Diez años después, nos encontramos por casualidad y charlamos un rato largo. Yo estaba yendo a tomarme el tren para ir a la facultad, él estaba haciendo la fila para hacer un trámite en un Pago Fácil. Yo había vuelto hacía unas semanas de unas vacaciones familiares después de cortar con mi primer novio. Él acababa de volver de un viaje mochilero por el Amazonas y estaba fascinado con la selva. Me invitó a tomar algo para ponernos al día. A mí me caía simpático y me daba curiosidad una persona tan distinta. Le dije que sí. Ahí empezó todo.

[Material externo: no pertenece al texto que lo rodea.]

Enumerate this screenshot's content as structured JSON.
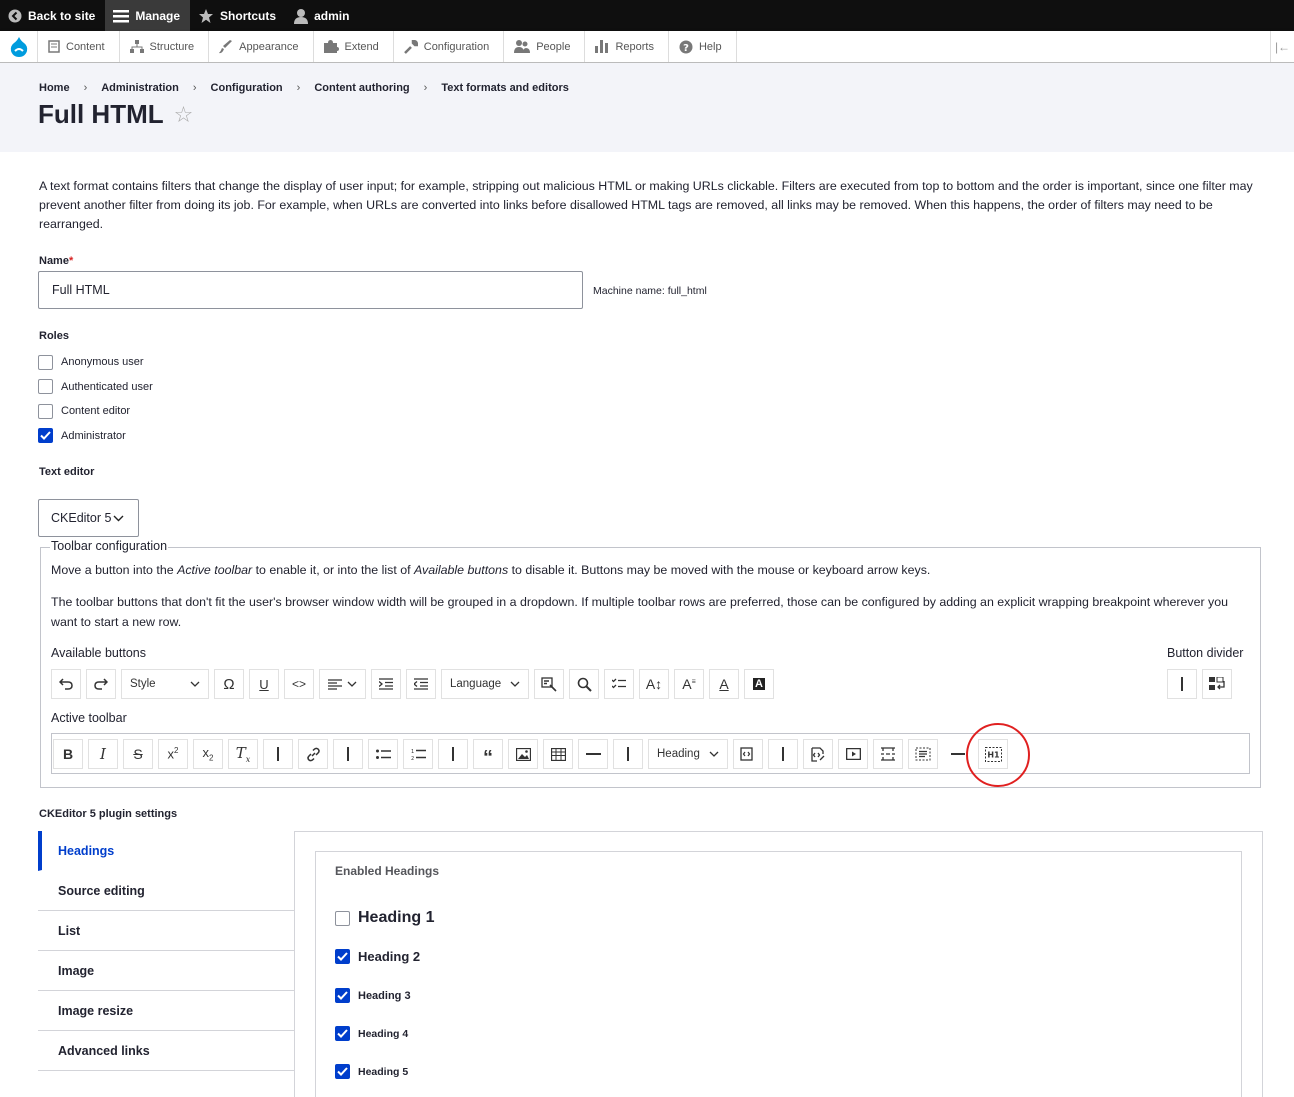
{
  "adminbar": {
    "back": "Back to site",
    "manage": "Manage",
    "shortcuts": "Shortcuts",
    "user": "admin"
  },
  "tray": {
    "items": [
      "Content",
      "Structure",
      "Appearance",
      "Extend",
      "Configuration",
      "People",
      "Reports",
      "Help"
    ]
  },
  "breadcrumb": [
    "Home",
    "Administration",
    "Configuration",
    "Content authoring",
    "Text formats and editors"
  ],
  "page_title": "Full HTML",
  "description": "A text format contains filters that change the display of user input; for example, stripping out malicious HTML or making URLs clickable. Filters are executed from top to bottom and the order is important, since one filter may prevent another filter from doing its job. For example, when URLs are converted into links before disallowed HTML tags are removed, all links may be removed. When this happens, the order of filters may need to be rearranged.",
  "name_field": {
    "label": "Name",
    "required_mark": "*",
    "value": "Full HTML",
    "machine_name": "Machine name: full_html"
  },
  "roles": {
    "label": "Roles",
    "items": [
      {
        "label": "Anonymous user",
        "checked": false
      },
      {
        "label": "Authenticated user",
        "checked": false
      },
      {
        "label": "Content editor",
        "checked": false
      },
      {
        "label": "Administrator",
        "checked": true
      }
    ]
  },
  "text_editor": {
    "label": "Text editor",
    "value": "CKEditor 5"
  },
  "toolbar_config": {
    "legend": "Toolbar configuration",
    "help_pre": "Move a button into the ",
    "help_active": "Active toolbar",
    "help_mid": " to enable it, or into the list of ",
    "help_available": "Available buttons",
    "help_post": " to disable it. Buttons may be moved with the mouse or keyboard arrow keys.",
    "help2": "The toolbar buttons that don't fit the user's browser window width will be grouped in a dropdown. If multiple toolbar rows are preferred, those can be configured by adding an explicit wrapping breakpoint wherever you want to start a new row.",
    "available_label": "Available buttons",
    "divider_label": "Button divider",
    "active_label": "Active toolbar",
    "style_label": "Style",
    "language_label": "Language",
    "heading_label": "Heading"
  },
  "plugin_settings": {
    "title": "CKEditor 5 plugin settings",
    "tabs": [
      "Headings",
      "Source editing",
      "List",
      "Image",
      "Image resize",
      "Advanced links"
    ],
    "pane_title": "Enabled Headings",
    "headings": [
      {
        "label": "Heading 1",
        "checked": false
      },
      {
        "label": "Heading 2",
        "checked": true
      },
      {
        "label": "Heading 3",
        "checked": true
      },
      {
        "label": "Heading 4",
        "checked": true
      },
      {
        "label": "Heading 5",
        "checked": true
      }
    ]
  }
}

Dos años duró una relación que no tenía pies ni cabeza. A veces sentía que la cosa podía funcionar porque él me hablaba de su trabajo, su estudio y sus voluntariados. Enseñaba matemáticas a chicos y chicas de barrios vulnerables. Me parecía sensible, buen tipo, divertido y con ganas de vivir. Sentía que al lado de él iba a poder vivir grandes aventuras.

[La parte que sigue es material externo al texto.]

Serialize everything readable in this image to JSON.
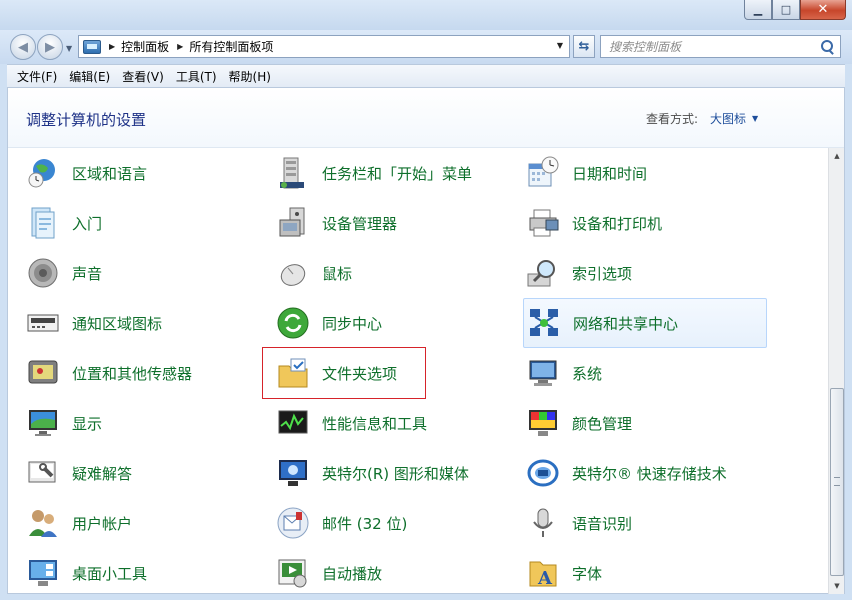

Hasta que llegó nuestro primer viaje juntos. Iban a ser cuatro días los dos solos en la costa atlántica. Habíamos conseguido un departamento prestado de un familiar. A pesar de que yo había pasado los 25 y que él estaba cerca de los 30, los dos vivíamos con nuestras familias porque nuestra situación económica no nos había permitido independizarnos. Todavía golpeaba la sucesión de crisis económicas y, a pesar de que trabajábamos, era casi imposible pensar en pagar un alquiler. Durante esos cuatro días llovió de manera torrencial así que solo salíamos para comprar churros o pizza. El departamento tenía una cocina muy chiquita con unas hornallas a gas que se apagaban por las ráfagas de viento así que decidimos no cocinar. El dos ambientes estaba en un octavo piso frente al mar. Por eso, aunque la vista era muy linda, era frío y húmedo. Las mantas para cubrirnos a la noche estaban apelmazadas y a pesar de que poníamos una arriba de otra, no nos abrigaban.

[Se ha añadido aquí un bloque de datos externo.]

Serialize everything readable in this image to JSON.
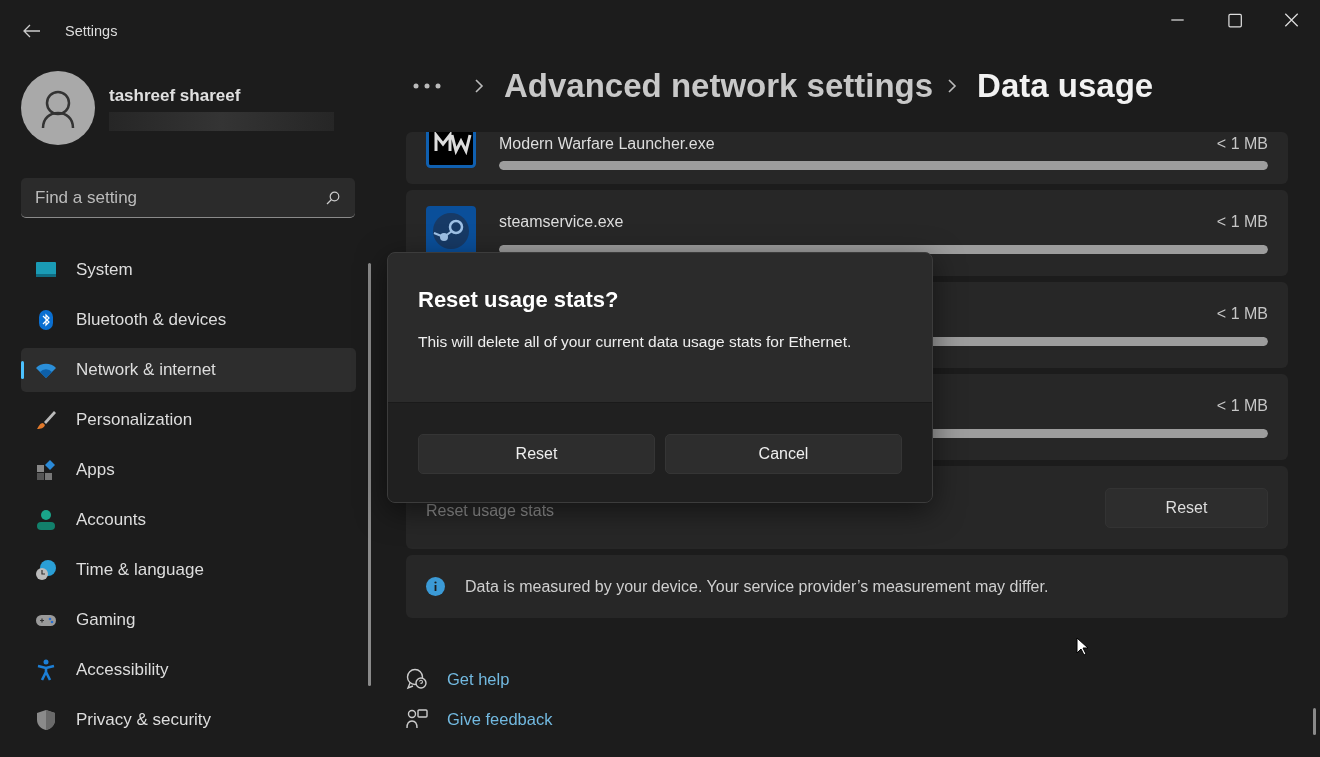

El clima, que podría haber invitado a que cualquier pareja aprovechara para no salir ni una vez y disfrutar de la lluvia vista a través de los ventanales, terminó siendo un escenario triste, como las lágrimas de millones de personas al escuchar a Chavela Vargas durante cuatro días. Yo no conocía su música, en ese momento de mi vida estaba más acostumbrada al pogo y al mosh, y él me aseguró que me iba a encantar. Le pregunté qué música hacía. Mis oídos, acostumbrados al rock nacional, a Metallica, los Guns, Green Day y a una larga serie de bandas under del punk local, jamás habían escuchado ni su nombre. Cuatro días estuvimos recostados escuchando canciones que me impulsaban a tirarme del balcón. El pibe de la zorra, que me había hecho reír con sus ocurrencias, ahora me deprimía con la banda sonora de su vida. Como las zorras que suben y bajan su manivela para avanzar, él vivía un sube y baja emocional y así fue esa relación. Hasta que no pude aguantar más y tomé una decisión.